9 jokes 9 life principles

Source: Internet
Author: User

1. Architect
A lady called the architect and said that every time the train passes, her bed would shake.
"It's just nonsense. 1 The architect replied," let me take a look ."
When the architect arrived, his wife suggested him lie in bed and feel the feeling of passing by train.
The architect just went to bed, and the lady's husband came back. When he saw the situation, he shouted, "What are you doing in my wife's bed ?"
The architect replied, "I said I was waiting for a train. Do you believe it ?"
[Epiphany]
Some words are true, but they seem to be false. Some words are false, but they are irrelevant.
  
2. Lure
The British gentleman and the French women ride in a box, the woman wants to lure the British, she undressed and complained about the cold body. The gentleman gave her his quilt, and she kept talking cold.
"How can I help you ?" Asked the gentleman in frustration.
"When I was a child, my mother always warmed me up with her own body ."
"Miss, I can't help it. I can't jump off the train to find your mother, can I ?"
[Epiphany]
A good man is a good man, and a man is a good man.
  
3. Spoon
Mike walked into the restaurant and ordered a soup. The waiter immediately brought him up.
As soon as the waiter walked away, Mike shouted, "Sorry, I cannot drink this soup ."
The waiter gave him another soup.
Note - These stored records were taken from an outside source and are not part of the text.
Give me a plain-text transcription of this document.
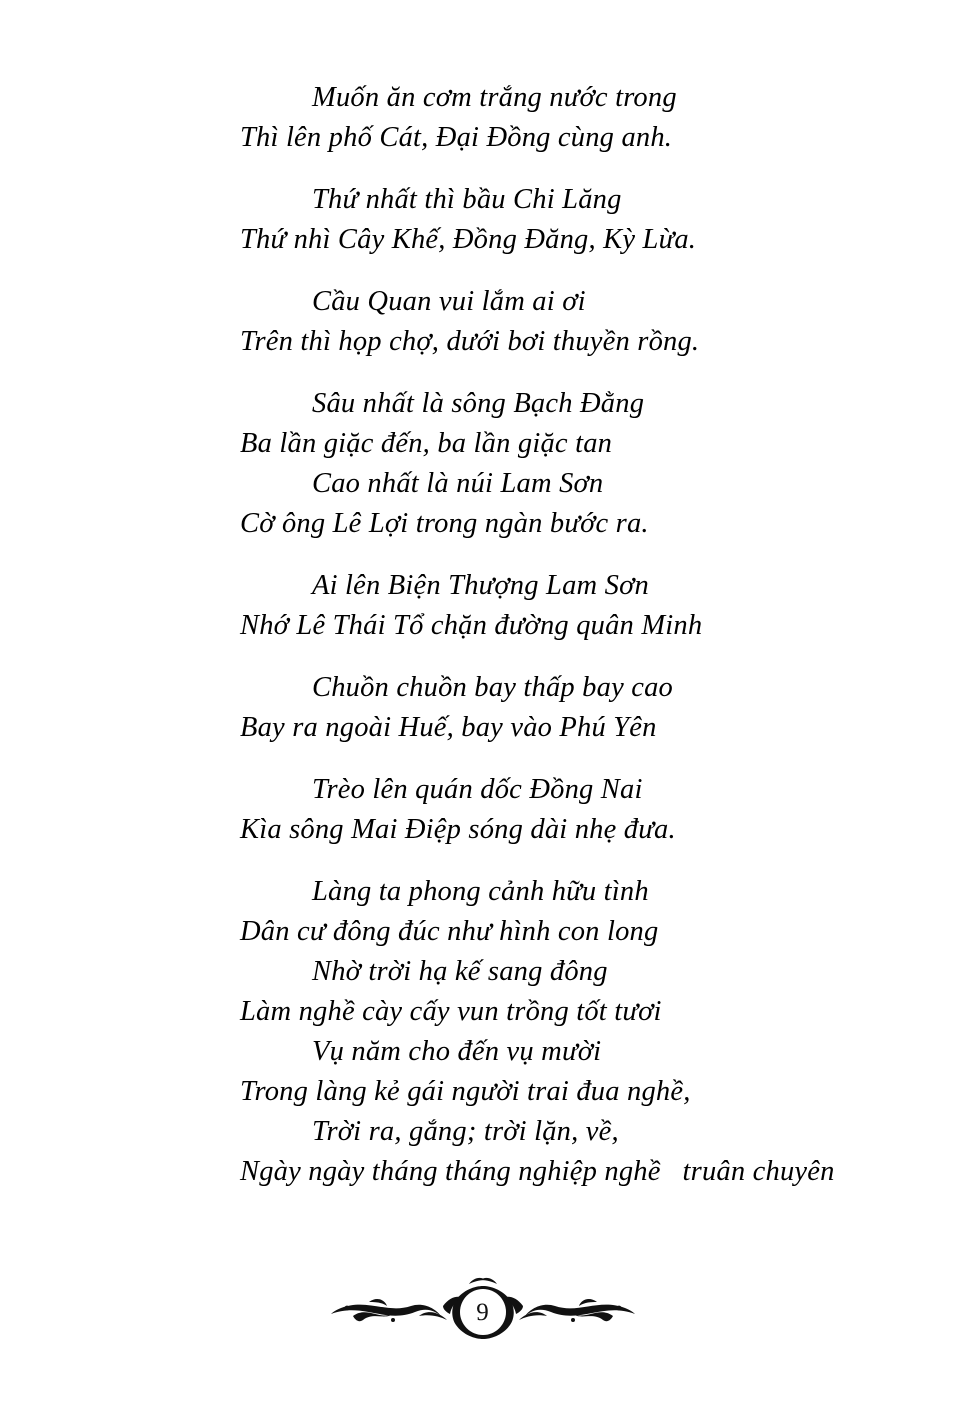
Muốn ăn cơm trắng nước trong
Thì lên phố Cát, Đại Đồng cùng anh.
Thứ nhất thì bầu Chi Lăng
Thứ nhì Cây Khế, Đồng Đăng, Kỳ Lừa.
Cầu Quan vui lắm ai ơi
Trên thì họp chợ, dưới bơi thuyền rồng.
Sâu nhất là sông Bạch Đằng
Ba lần giặc đến, ba lần giặc tan
Cao nhất là núi Lam Sơn
Cờ ông Lê Lợi trong ngàn bước ra.
Ai lên Biện Thượng Lam Sơn
Nhớ Lê Thái Tổ chặn đường quân Minh
Chuồn chuồn bay thấp bay cao
Bay ra ngoài Huế, bay vào Phú Yên
Trèo lên quán dốc Đồng Nai
Kìa sông Mai Điệp sóng dài nhẹ đưa.
Làng ta phong cảnh hữu tình
Dân cư đông đúc như hình con long
Nhờ trời hạ kế sang đông
Làm nghề cày cấy vun trồng tốt tươi
Vụ năm cho đến vụ mười
Trong làng kẻ gái người trai đua nghề,
Trời ra, gắng; trời lặn, về,
Ngày ngày tháng tháng nghiệp nghề   truân chuyên
9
He still said, "Sorry, I can't drink it ."
The waiter had to call the manager.
The manager nodded to Mike with respect and said, "Sir, this dish is the best in our store and is very popular with customers. Are you ......"
"I mean, where is the spoon ?"
[Epiphany]
It is a good thing to make a mistake. But we often get rid of the correct ones and leave the wrong ones. The result is wrong.
  
4. Wear an error
In the dining room, a very humble man timidly touched another customer who was wearing a coat.
"Sorry, are you Mr. Pierre ?"
"No, I'm not ." The man replied.
"Ah," he breathed a sigh of relief. "I didn't make a mistake. I am him. You wore his coat ."
[Epiphany]
It is not easy to be justified. Straight people tend to speak in a humble manner. However, arrogant people are as strong as cows.
  
5. Power-back
A scotch went to London and wanted to visit an old friend, but forgot his address. So he sent a telegram to his father: "Do you know the address of Toma? Conclusion 1
On that day, he received an urgent call back: "Yes ."
[Epiphany]
When we finally find the most correct answer, we find that it is the most useless.
  
6. Sad Stories
Three people are on vacation in New York. They booked a suite on the fifth floor of a High-Rise Hotel.
One night, the elevator in the building failed and the waiter arranged for them to spend the night in the hall.
After discussion, they decided to walk back to the room on foot and agreed * stream joke, singing and telling stories, to ease the fatigue of boarding the building.
The joke was told, and the song was sung. It was hard to climb to the fifth layer, and everyone felt exhausted.
"Well, Peter, let's tell a humorous story ."
Peter said: "The story is not long, but sad: I forgot the key to the room in the lobby ."
[Epiphany]
We are bitter, humorous, humorous, and happy.
  
7. Selling books
A famous writer is coming to the bookstore. The bookstore owner was flattered and quickly removed all the books and changed them into the writer's books. After the writer came to the bookstore, he was very happy and asked, "Is your store only selling my own books ?"
"Of course not ." The bookstore boss replied, "other books are sold well and are sold out ."
[Epiphany]
"Flattering" is a strange word: You are flattering him, and you are insulting him.
  
8. Help
In the post office hall, an old lady walked up to a middle-aged man and politely said, "Sir, could you help me write the address on the postcard ?"
"Of course ." Middle-aged people follow the requirements of the elderly.
The old lady said, "Could you help me write a short sentence? Thank you !"
"Okay ." After being written in the old lady's words, the middle-aged man smiled and asked, "Is there anything to help ?"
"Well, there is another small thing ." The old lady looked at the postcard and said, "Help me add a sentence below: The words are scrawled. Please forgive me ."
[Epiphany]
If you don't want to help, people will hate you for a week. If you don't do well, it's better ......
  
9. The person reading this article
People who have read this article just want to click back and get caught by Pol. Ice! 1pol. Ice: You can leave it for 10 years.
[Epiphany]
If you don't want to reply to the post, don't click on the article. Otherwise, I don't know the consequences... How about it!
  
Hey, I was joking about the last one.